Resources

View transitive access for resources

Transitive access shows users who have indirect access to a resource through groups, roles, or nested permissions—rather than direct assignment. This helps you audit inherited permissions and identify privilege creep from nested access chains.

You'll find transitive access on any resource detail page under the Active Access tab.

View transitive access

  1. Navigate to Resources and select the resource you want to audit.

  2. Click the Active Access tab.

  3. Click Transitive to see indirect access paths. The button shows a count of users with transitive access.

The table displays:

  • Entity: The user with transitive access

  • Identity: Their identity provider account

  • Path: The access chain showing how they inherit access (e.g., resource > role > group)

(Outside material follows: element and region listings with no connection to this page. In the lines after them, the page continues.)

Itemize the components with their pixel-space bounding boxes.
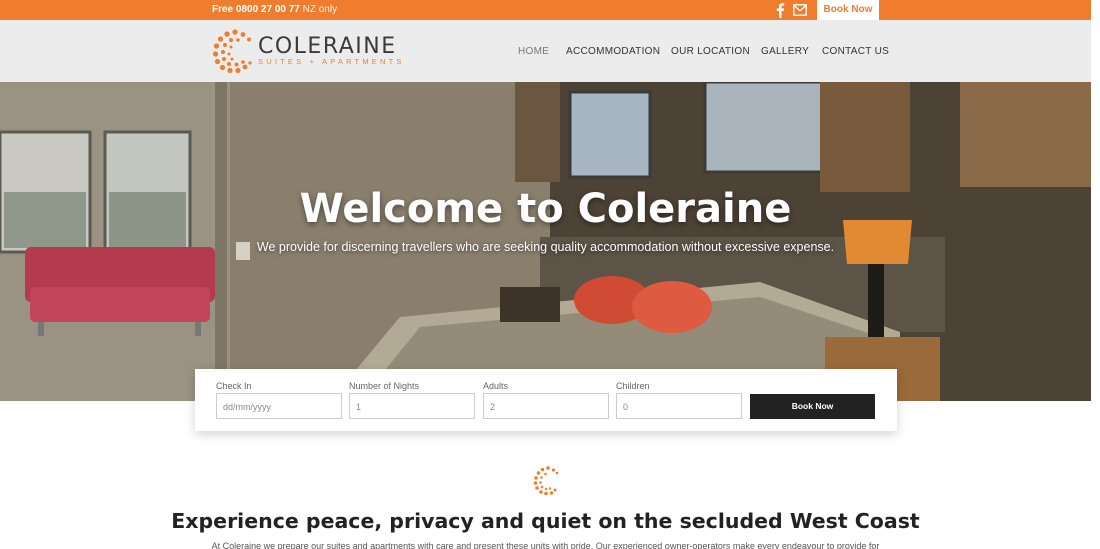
hero-subtitle: We provide for discerning travellers who…	[256, 240, 835, 254]
check-in-input[interactable]: dd/mm/yyyy	[216, 393, 342, 419]
booking-form: Check In dd/mm/yyyy Number of Nights 1 A…	[195, 369, 897, 431]
intro-heading: Experience peace, privacy and quiet on t…	[171, 509, 920, 533]
check-in-label: Check In	[216, 381, 252, 391]
nav-accommodation[interactable]: ACCOMMODATION	[566, 46, 660, 57]
adults-label: Adults	[483, 381, 509, 391]
hero-banner: Welcome to Coleraine We provide for disc…	[0, 82, 1091, 401]
facebook-icon[interactable]	[774, 2, 786, 18]
intro-text: At Coleraine we prepare our suites and a…	[211, 541, 880, 549]
top-bar: Free 0800 27 00 77 NZ only Book Now	[0, 0, 1091, 20]
phone-note: NZ only	[302, 4, 338, 15]
top-book-now-button[interactable]: Book Now	[817, 0, 879, 20]
nights-input[interactable]: 1	[349, 393, 475, 419]
nav-our-location[interactable]: OUR LOCATION	[671, 46, 750, 57]
adults-input[interactable]: 2	[483, 393, 609, 419]
children-label: Children	[616, 381, 650, 391]
adults-group: Adults 2	[483, 381, 609, 419]
nights-group: Number of Nights 1	[349, 381, 475, 419]
logo-tagline: SUITES + APARTMENTS	[258, 57, 405, 66]
hero-title: Welcome to Coleraine	[299, 186, 792, 232]
children-group: Children 0	[616, 381, 742, 419]
phone-number[interactable]: Free 0800 27 00 77	[212, 4, 300, 15]
nights-label: Number of Nights	[349, 381, 420, 391]
book-now-button[interactable]: Book Now	[750, 394, 875, 419]
nav-contact-us[interactable]: CONTACT US	[822, 46, 889, 57]
coleraine-c-icon	[533, 466, 559, 495]
mail-icon[interactable]	[793, 4, 807, 16]
check-in-group: Check In dd/mm/yyyy	[216, 381, 342, 419]
coleraine-logo-icon[interactable]	[212, 29, 252, 73]
nav-home[interactable]: HOME	[518, 46, 549, 57]
phone-info[interactable]: Free 0800 27 00 77 NZ only	[212, 4, 337, 15]
site-header: COLERAINE SUITES + APARTMENTS HOME ACCOM…	[0, 20, 1091, 82]
children-input[interactable]: 0	[616, 393, 742, 419]
nav-gallery[interactable]: GALLERY	[761, 46, 809, 57]
logo-name[interactable]: COLERAINE	[258, 34, 397, 59]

Transitive access view showing users with indirect access to a resource through groups and roles

Direct vs. transitive access

Use the Direct and Transitive buttons to toggle between views:

  • Direct: Users explicitly assigned to the resource

  • Transitive: Users who inherit access through groups, roles, or nested permissions

A resource with 0 direct access but multiple transitive access entries suggests all permissions come from group memberships or role assignments.

Use cases for auditing

Review transitive access to:

  • Identify over-privileged users who inherit high-level permissions from group memberships

  • Prepare for compliance audits (SOC 2, ISO 27001) by documenting all access paths

  • Detect privilege creep from nested groups or roles that grant broader access than intended

  • Plan access reviews by understanding which groups or roles drive the most transitive access

Transitive access often reveals hidden risks. A user in a developer group might transitively access production databases through nested role assignments.

See Understanding Access Types for more on active, removed, and shadow access categories.